24+ hours and 80,000+ iterations later, I had my results.
Deepfake videos are almost always celebrities or politicians because it’s easy to find the right type of video content of them, and there’s often a level of assumed deception or trickery involved.
How can we democratize this content more while increasing deepfake literacy?
How do you set up an installation to generate the right kind of video content to deepfake anyone?
How do you diversify the content that’s deepfakes — not just celebrities, porn or politicians — and build consent into the process?
Keep someone in front of a camera for 1-2 minutes.
Have them talk, move their head multiple angles, and make multiple expressions.
Give people a reason to want to be deepfaked.
A karaoke booth for gathering deepfake content (that doesn’t record audio, just facial video).
Karaoke feels natural and performative, while meeting all of our requirements.
What if anyone could deepfake themselves into their heroes, too?
Do deepfakes have to be about deception, or can you use it to honor your subject, too? Have you always wanted to become your heroes? Now you can.
My recording booth consisted of:
I created a sing-along video for “Heroes” and projected it moving around the wall with the assumption that it would help me capture a large variety of face angles.

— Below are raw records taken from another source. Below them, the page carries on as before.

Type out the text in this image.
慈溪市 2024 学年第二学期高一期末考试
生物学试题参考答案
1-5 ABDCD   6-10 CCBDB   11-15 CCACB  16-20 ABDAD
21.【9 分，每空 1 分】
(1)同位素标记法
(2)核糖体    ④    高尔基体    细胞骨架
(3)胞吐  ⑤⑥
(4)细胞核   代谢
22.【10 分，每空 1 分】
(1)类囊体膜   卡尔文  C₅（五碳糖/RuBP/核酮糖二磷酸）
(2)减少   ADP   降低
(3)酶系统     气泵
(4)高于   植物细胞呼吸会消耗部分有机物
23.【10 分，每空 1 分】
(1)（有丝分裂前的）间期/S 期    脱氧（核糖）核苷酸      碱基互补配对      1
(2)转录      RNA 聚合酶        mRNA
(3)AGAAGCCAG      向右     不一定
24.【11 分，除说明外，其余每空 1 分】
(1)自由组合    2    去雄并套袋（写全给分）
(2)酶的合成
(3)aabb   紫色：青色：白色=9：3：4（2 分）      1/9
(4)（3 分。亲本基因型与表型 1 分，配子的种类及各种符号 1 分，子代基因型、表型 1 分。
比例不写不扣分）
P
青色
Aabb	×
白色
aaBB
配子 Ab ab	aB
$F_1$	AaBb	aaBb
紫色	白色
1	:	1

However, after the test, the first thing Mikiko (my test subject) asked was: “can I pick my own song?”
There was no significant improvement by using moving video over normal karaoke video — people still look around and move to the music. The scale of the projection also caused people to move their head more to scan lyrics.
Realization: what people actually sing is irrelevant. All you really need is video of their face.
To summarize, here are the steps for making a deepfake:
We’ve hit the limits of AI. Small faces and severe side angles don’t work, but other moments are convincing. The bad results are interesting, even beautiful.
To generate deepfakes, you need to curate the video that will be faked very carefully because many shots won’t work. This is why most deepfakes are very short and controlled.
A pop-up karaoke bar experience.
Come do karaoke and truly become a pop star. After the experience, users will be given both their video result and their dataset, giving them ownership of their facial data to use for further deepfaking if they wish.
The intention is to increase literacy about the process of deepfaking, and maintain a sense of humor about it — no one wants to hear more doomsday-speak about how deepfakes will be the end of democracy, right?